Kennedy v. Minnich v. Keeley

I've been putting off this post for a while now because I kept finding other things to blog and I wanted to pace myself, but I figured I ought to get it out before it gets stale. On Thursday, Roger Kennedy -- former head of the National Parks Service, among other things -- spoke at Clark. I wound up spending most of the day with him, because he had a meeting with the grad students, then a lunch with a group of students and professors, then a lecture about wildfire in the US.

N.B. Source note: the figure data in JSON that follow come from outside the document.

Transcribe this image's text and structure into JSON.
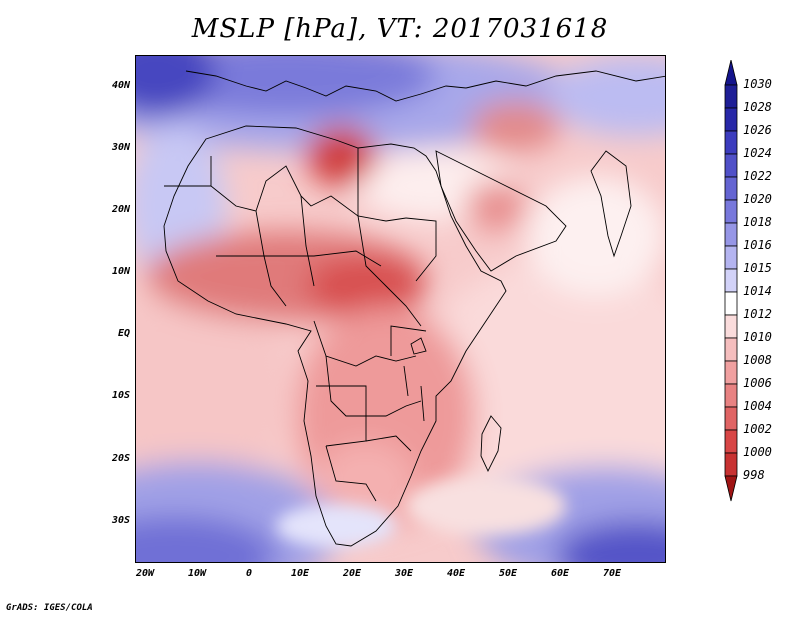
{
  "title": "MSLP [hPa], VT: 2017031618",
  "credit": "GrADS: IGES/COLA",
  "y_axis_labels": [
    "40N",
    "30N",
    "20N",
    "10N",
    "EQ",
    "10S",
    "20S",
    "30S"
  ],
  "x_axis_labels": [
    "20W",
    "10W",
    "0",
    "10E",
    "20E",
    "30E",
    "40E",
    "50E",
    "60E",
    "70E"
  ],
  "colorbar": {
    "levels": [
      "1030",
      "1028",
      "1026",
      "1024",
      "1022",
      "1020",
      "1018",
      "1016",
      "1015",
      "1014",
      "1012",
      "1010",
      "1008",
      "1006",
      "1004",
      "1002",
      "1000",
      "998"
    ],
    "colors": [
      "#1e1e96",
      "#2828a8",
      "#3c3cbe",
      "#5050c8",
      "#6464d2",
      "#7878dc",
      "#9696e6",
      "#b4b4f0",
      "#d2d2f8",
      "#ffffff",
      "#fadcdc",
      "#f5bebe",
      "#f0a0a0",
      "#e88282",
      "#e06464",
      "#d84646",
      "#c83232",
      "#b41e1e"
    ],
    "top_arrow_color": "#14148c",
    "bottom_arrow_color": "#a01414"
  },
  "map_extent": {
    "lon_min": -23,
    "lon_max": 80,
    "lat_min": -36,
    "lat_max": 45
  }
}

In his talk, Kennedy veered from one side to the other of the question in fire ecology represented by the Minnich-Keeley debate. The debate is this: the pattern of wildfire that a place experiences is based on a combination of ignition, fuel, and weather. In the context of southern California, Richard Minnich argues that fuel is crucial in determining the presence and course of high-intensity wildfires, and thus that frequent low-intensity burns can stave off catastrophic fires. Jon Keeley, on the other hand, argues that the key is weather, so when weather conditions are extreme it doesn't make much difference how high the fuel load is.

Kennedy initially framed his lecture -- in which he argued that Cold War fears of presenting concentrated targets to Soviet missiles led to suburbanization, which in turn puts people at risk from wildfires -- in a Keeley-esque fashion. He presented maps of fire danger (based on weather and vegetation type), and overlaid them with maps of population growth. The point was that there are certain areas that just are fire-prone, and we're stupid to encourage people to move into them.

But as he got more political, excoriating Bush for the Healthy Forests Initiative, he showed a Minnich side. He pointed out, for example, that logging increases the fire danger and that the HFI's fuel reduction programs weren't targeted enough at areas around settlement.

As much as he hated Bush, and in spit of his admitted agreement with noted Marxist Mike Davis about the need to eliminate suburbia, he remained a Republican (of the small government-tough love variety). Stated in blunt form, his feeling was "go ahead and live in a fire-prone area, but don't come crying to me for help if your house catches on fire." He held out hope for a tax revolt as Americans realized that their tax dollars go to subsidize suburban sprawl and to rescue suburbanites from fire.